Vice, a movie spanning decades but giving specific attention to the early 2000s, is a history lesson that speaks to our current troubled times. It’s a droll but foreboding warning of what can happen when citizens allow their elected leaders to exercise their tremendous power unfettered from legal or moral consequence. It’s a cautionary tale about sleight of hand, but not just about a puppeteer pulling strings (Cheney) whose talent is getting everyone to focus their attention on the puppet (George W. Bush, aptly played by Sam Rockwell). It’s also about misdirection within the context of manufacturing a war based on a lie, and the people who lose their lives because of it. With little subtlety, Vice presents the catastrophic, globe-spanning ripple effect from the rash and self-interested decisions made by a select few, an inner elite, that would have damning worldwide consequences that are still felt today.
McKay is effective at tapping into our shared acrimony with the way Dick Cheney’s story is told in Vice.
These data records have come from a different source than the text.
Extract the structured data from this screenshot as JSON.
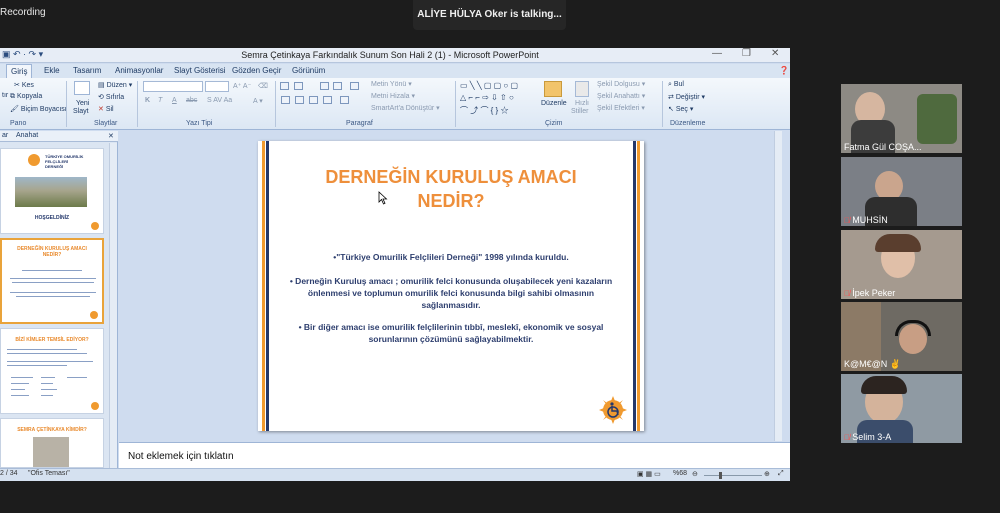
{
  "meeting": {
    "recording_label": "Recording",
    "talking_label": "ALİYE HÜLYA Oker is talking..."
  },
  "ppt": {
    "window_title": "Semra Çetinkaya Farkındalık Sunum Son Hali 2 (1) - Microsoft PowerPoint",
    "tabs": [
      "Giriş",
      "Ekle",
      "Tasarım",
      "Animasyonlar",
      "Slayt Gösterisi",
      "Gözden Geçir",
      "Görünüm"
    ],
    "ribbon": {
      "pano": {
        "label": "Pano",
        "kes": "Kes",
        "kopyala": "Kopyala",
        "bicim": "Biçim Boyacısı",
        "yapistir": "tır"
      },
      "slaytlar": {
        "label": "Slaytlar",
        "yeni": "Yeni",
        "yeni2": "Slayt",
        "duzen": "Düzen",
        "sifirla": "Sıfırla",
        "sil": "Sil"
      },
      "yazi": {
        "label": "Yazı Tipi",
        "bold": "K",
        "italic": "T",
        "underline": "A",
        "strike": "abc"
      },
      "paragraf": {
        "label": "Paragraf",
        "metin_yonu": "Metin Yönü",
        "metni_hizala": "Metni Hizala",
        "smartart": "SmartArt'a Dönüştür"
      },
      "cizim": {
        "label": "Çizim",
        "duzenle": "Düzenle",
        "hizli": "Hızlı",
        "stiller": "Stiller",
        "sekil_dolgusu": "Şekil Dolgusu",
        "sekil_anahatti": "Şekil Anahattı",
        "sekil_efektleri": "Şekil Efektleri"
      },
      "duzenleme": {
        "label": "Düzenleme",
        "bul": "Bul",
        "degistir": "Değiştir",
        "sec": "Seç"
      }
    },
    "panel": {
      "tab1": "ar",
      "tab2": "Anahat",
      "slides": [
        {
          "num": "",
          "title": "HOŞGELDİNİZ"
        },
        {
          "num": "",
          "title": "DERNEĞİN KURULUŞ AMACI NEDİR?"
        },
        {
          "num": "",
          "title": "BİZİ KİMLER TEMSİL EDİYOR?"
        },
        {
          "num": "",
          "title": "SEMRA ÇETİNKAYA KİMDİR?"
        }
      ],
      "logo_text": "TÜRKİYE OMURİLİK FELÇLİLERİ DERNEĞİ"
    },
    "slide": {
      "title_line1": "DERNEĞİN KURULUŞ AMACI",
      "title_line2": "NEDİR?",
      "bullet1": "•\"Türkiye Omurilik Felçlileri Derneği\" 1998 yılında kuruldu.",
      "bullet2_l1": "• Derneğin Kuruluş amacı ; omurilik felci konusunda  oluşabilecek yeni kazaların",
      "bullet2_l2": "önlenmesi ve toplumun omurilik felci konusunda bilgi sahibi olmasının",
      "bullet2_l3": "sağlanmasıdır.",
      "bullet3_l1": "• Bir diğer amacı ise omurilik felçlilerinin tıbbî, meslekî, ekonomik ve sosyal",
      "bullet3_l2": "sorunlarının çözümünü sağlayabilmektir."
    },
    "notes_placeholder": "Not eklemek için tıklatın",
    "status": {
      "slide_of": "2 / 34",
      "theme": "\"Ofis Teması\"",
      "zoom": "%68"
    }
  },
  "participants": [
    {
      "name": "Fatma Gül COŞA...",
      "muted": false,
      "bg": "#8d8a84"
    },
    {
      "name": "MUHSİN",
      "muted": true,
      "bg": "#7b7f86"
    },
    {
      "name": "İpek Peker",
      "muted": true,
      "bg": "#a59a8f"
    },
    {
      "name": "K@M€@N ✌️",
      "muted": false,
      "bg": "#6e6a63"
    },
    {
      "name": "Selim 3-A",
      "muted": true,
      "bg": "#8f9aa3"
    }
  ]
}
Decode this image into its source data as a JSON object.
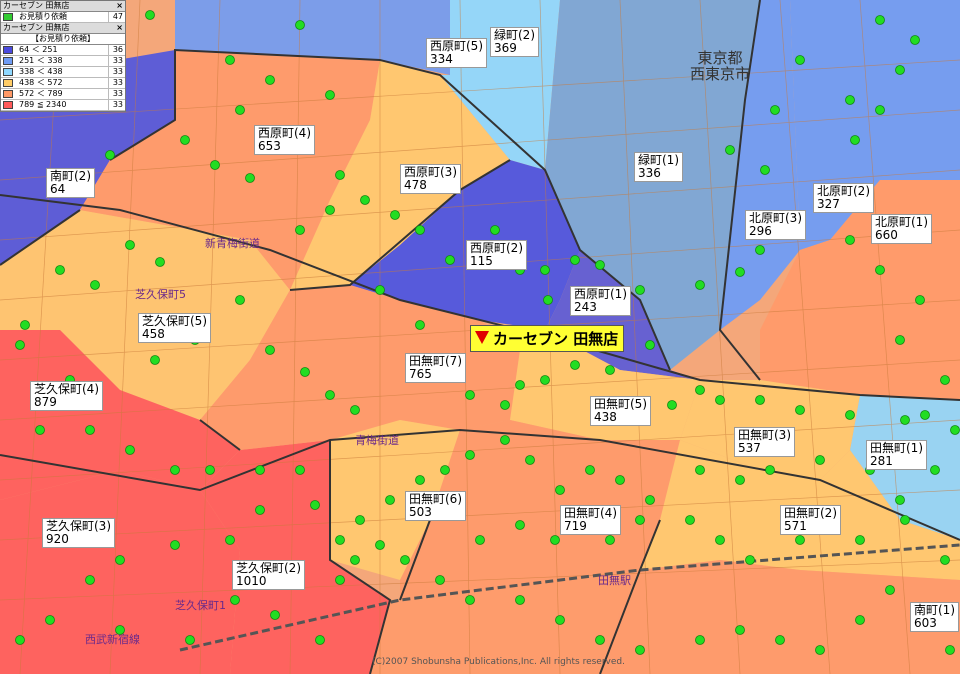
{
  "legend1": {
    "title": "カーセブン 田無店",
    "close": "×",
    "row_label": "お見積り依頼",
    "row_count": "47",
    "swatch": "#33cc33"
  },
  "legend2": {
    "title": "カーセブン 田無店",
    "close": "×",
    "subtitle": "【お見積り依頼】",
    "rows": [
      {
        "range": "64 ＜ 251",
        "count": "36",
        "color": "#4a4adf"
      },
      {
        "range": "251 ＜ 338",
        "count": "33",
        "color": "#6f9cf5"
      },
      {
        "range": "338 ＜ 438",
        "count": "33",
        "color": "#8fd8ff"
      },
      {
        "range": "438 ＜ 572",
        "count": "33",
        "color": "#ffcc66"
      },
      {
        "range": "572 ＜ 789",
        "count": "33",
        "color": "#ff9966"
      },
      {
        "range": "789 ≦ 2340",
        "count": "33",
        "color": "#ff5a5a"
      }
    ]
  },
  "store": {
    "name": "カーセブン 田無店"
  },
  "city": {
    "line1": "東京都",
    "line2": "西東京市"
  },
  "copyright": "(C)2007 Shobunsha Publications,Inc. All rights reserved.",
  "streets": [
    "新青梅街道",
    "青梅街道",
    "芝久保町5",
    "芝久保町1",
    "西武新宿線",
    "田無駅"
  ],
  "areas": [
    {
      "name": "西原町(5)",
      "value": "334"
    },
    {
      "name": "緑町(2)",
      "value": "369"
    },
    {
      "name": "西原町(4)",
      "value": "653"
    },
    {
      "name": "南町(2)",
      "value": "64"
    },
    {
      "name": "西原町(3)",
      "value": "478"
    },
    {
      "name": "緑町(1)",
      "value": "336"
    },
    {
      "name": "北原町(2)",
      "value": "327"
    },
    {
      "name": "北原町(3)",
      "value": "296"
    },
    {
      "name": "北原町(1)",
      "value": "660"
    },
    {
      "name": "西原町(2)",
      "value": "115"
    },
    {
      "name": "西原町(1)",
      "value": "243"
    },
    {
      "name": "芝久保町(5)",
      "value": "458"
    },
    {
      "name": "田無町(7)",
      "value": "765"
    },
    {
      "name": "芝久保町(4)",
      "value": "879"
    },
    {
      "name": "田無町(5)",
      "value": "438"
    },
    {
      "name": "田無町(3)",
      "value": "537"
    },
    {
      "name": "田無町(1)",
      "value": "281"
    },
    {
      "name": "田無町(6)",
      "value": "503"
    },
    {
      "name": "田無町(4)",
      "value": "719"
    },
    {
      "name": "田無町(2)",
      "value": "571"
    },
    {
      "name": "芝久保町(3)",
      "value": "920"
    },
    {
      "name": "芝久保町(2)",
      "value": "1010"
    },
    {
      "name": "南町(1)",
      "value": "603"
    }
  ]
}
This is what the director does, and he does it well. But, true to form, he will make sure that we have some laughs along the way, for no film can sustain itself on high emotion alone, in this case the emotion being righteous indignation. No, we still go to the movies to have a good time, and even after Bale’s unapologetic Cheney turns and faces the audience at the end of the film, practically mocking us as he expresses no contrition whatsoever regarding his crimes against humanity, we still can leave the theatre with optimism. Because now we’re all paying attention, even if we weren’t before, and our public servants will be held accountable for their abuses of power, regardless of whether or not justice is actually served. This, in and of itself, is as good a reason as any to stay positive.
Chris, thank you for this astute reading of the film. I always watch Christian Bale, but I was hesitating to take this film on. My blood pressure is already high. I was reluctant to take on any more rage by crawling into the devil’s cloaca. You’ve changed my mind. I have to see Vice now, I’ll just take with me a lot of handi-wipes.
Apologies to Adam Grant. You wrote a superb review, an important review if such can be said of anything at all. My mis-attribution to Chris Thompson was a goof. I’ll be looking for you work everywhere.